MAKATI CITY (Mindanao Examiner / July 16, 2013) – Filipino environmentalists and advocates have marched on Monday in front of a posh hotel in the Philippines’ financial district where a United Nations meeting on climate finance is being held and called on the delegates of richer or developed countries, which emitted the most greenhouse gas emissions throughout history, to “pay up their climate bill” by funding the adaptation and mitigation efforts of poorer or developed countries and by reducing their own greenhouse gas emissions.
Some 200 people, mostly members of civil society networks and movements, led the march, according to organizers.
Aksyon Klima Pilipinas (AKP), the Philippine Movement for Climate Justice (PMCJ) and the Freedom from Debt Coalition (FDC) led the march.

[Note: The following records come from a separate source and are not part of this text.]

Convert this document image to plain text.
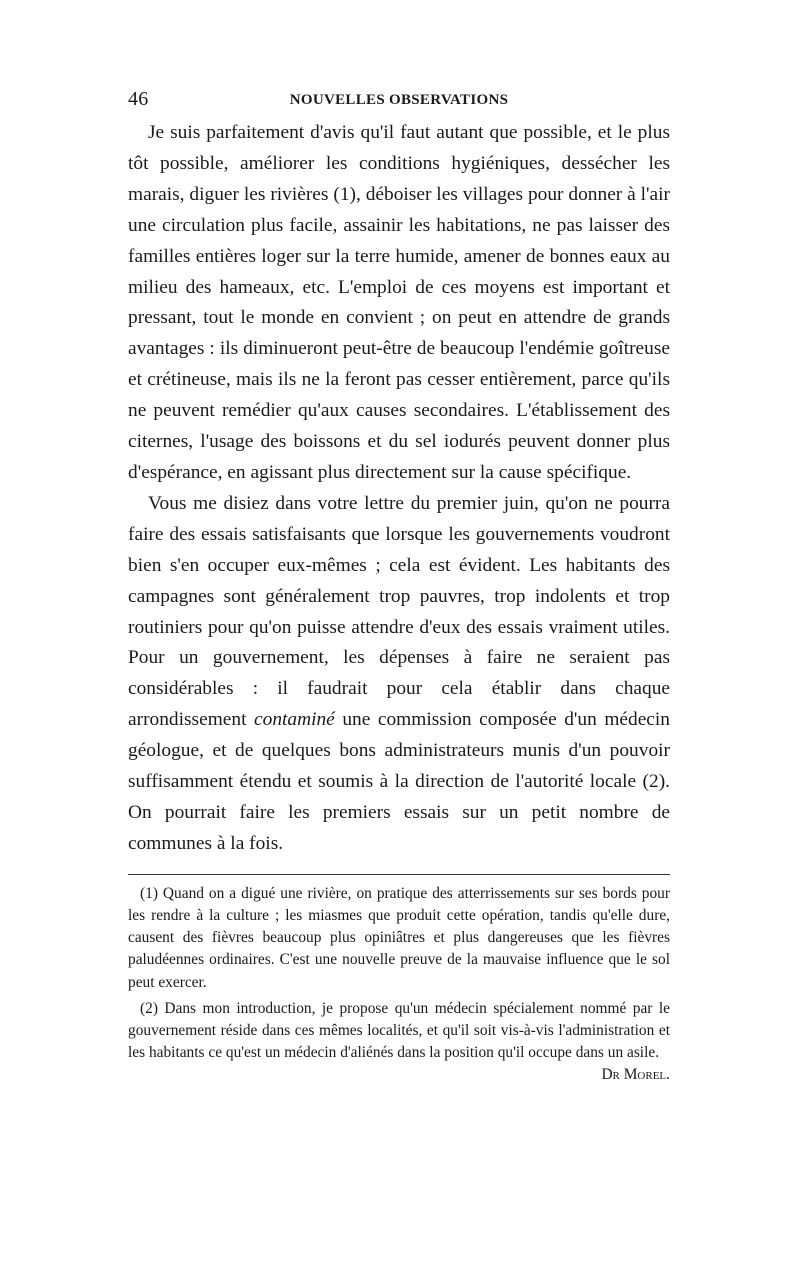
46	NOUVELLES OBSERVATIONS

Je suis parfaitement d'avis qu'il faut autant que possible, et le plus tôt possible, améliorer les conditions hygiéniques, dessécher les marais, diguer les rivières (1), déboiser les villages pour donner à l'air une circulation plus facile, assainir les habitations, ne pas laisser des familles entières loger sur la terre humide, amener de bonnes eaux au milieu des hameaux, etc. L'emploi de ces moyens est important et pressant, tout le monde en convient ; on peut en attendre de grands avantages : ils diminueront peut-être de beaucoup l'endémie goîtreuse et crétineuse, mais ils ne la feront pas cesser entièrement, parce qu'ils ne peuvent remédier qu'aux causes secondaires. L'établissement des citernes, l'usage des boissons et du sel iodurés peuvent donner plus d'espérance, en agissant plus directement sur la cause spécifique.

Vous me disiez dans votre lettre du premier juin, qu'on ne pourra faire des essais satisfaisants que lorsque les gouvernements voudront bien s'en occuper eux-mêmes ; cela est évident. Les habitants des campagnes sont généralement trop pauvres, trop indolents et trop routiniers pour qu'on puisse attendre d'eux des essais vraiment utiles. Pour un gouvernement, les dépenses à faire ne seraient pas considérables : il faudrait pour cela établir dans chaque arrondissement contaminé une commission composée d'un médecin géologue, et de quelques bons administrateurs munis d'un pouvoir suffisamment étendu et soumis à la direction de l'autorité locale (2). On pourrait faire les premiers essais sur un petit nombre de communes à la fois.

(1) Quand on a digué une rivière, on pratique des atterrissements sur ses bords pour les rendre à la culture ; les miasmes que produit cette opération, tandis qu'elle dure, causent des fièvres beaucoup plus opiniâtres et plus dangereuses que les fièvres paludéennes ordinaires. C'est une nouvelle preuve de la mauvaise influence que le sol peut exercer.

(2) Dans mon introduction, je propose qu'un médecin spécialement nommé par le gouvernement réside dans ces mêmes localités, et qu'il soit vis-à-vis l'administration et les habitants ce qu'est un médecin d'aliénés dans la position qu'il occupe dans un asile.
Dr Morel.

In their mobilization, the activists presented a “billing statement” for developed countries which listed climate change impacts, including casualties and damages from typhoons, decreasing agricultural yield and fish kills.

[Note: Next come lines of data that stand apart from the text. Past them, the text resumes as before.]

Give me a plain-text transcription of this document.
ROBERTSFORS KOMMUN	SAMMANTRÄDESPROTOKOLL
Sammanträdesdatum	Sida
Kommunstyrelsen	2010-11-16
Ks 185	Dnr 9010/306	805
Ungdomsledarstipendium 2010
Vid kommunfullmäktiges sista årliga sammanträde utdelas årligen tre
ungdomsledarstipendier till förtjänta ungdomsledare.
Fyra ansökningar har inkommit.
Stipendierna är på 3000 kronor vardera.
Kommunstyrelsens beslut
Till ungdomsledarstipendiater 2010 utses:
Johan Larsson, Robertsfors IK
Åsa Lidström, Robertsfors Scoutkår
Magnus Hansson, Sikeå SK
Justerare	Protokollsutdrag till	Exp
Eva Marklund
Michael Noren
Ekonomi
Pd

Naderev Saño, of the Philippines, and Mark Storey, of Sweden, co-chairmen of the Long-Term Finance program under the United Nations Framework Convention on Climate Change (UNFCCC), dropped by the mobilization to receive the joint statement of AKP, PMCJ and FDC.
The first meeting of experts for the Long-Term Finance program under the UNFCCC was held at Dusit Thani Hotel. The program aims to help raise at least USD 100 billion every year by 2020 for the adaptation and mitigation activities of poorer countries like the Philippines, which also happens to be among the most vulnerable to the impacts of climate change.
“The Philippines and other poorer countries are doing what they can to raise their own funds for adaptation and mitigation, but those who have the most responsibility should do their long-overdue share,” Voltaire Alferez, AKP national coordinator, said in a statement sent to the regional newspaper Mindanao Examiner.
The type of funds raised for climate finance also matters, said Gerry Arances, PMCJ national coordinator.
“There are existing funds but most are coursed through private sector facilities, repackaging of development funds, and in the form of loans instead of grants. What must be mobilized are public funds to ensure that developed countries are paying their climate debt and to eliminate climate profiteers, who are most likely also the culprits in the private sector,” Arances said.
In addition, FDC also “deplores the fact that the same powerful global interests and entities responsible for the economic domination and underdevelopment of the South, including the Philippines are the same forces mainly responsible for the climate crisis,” according to its president Ricardo Reyes.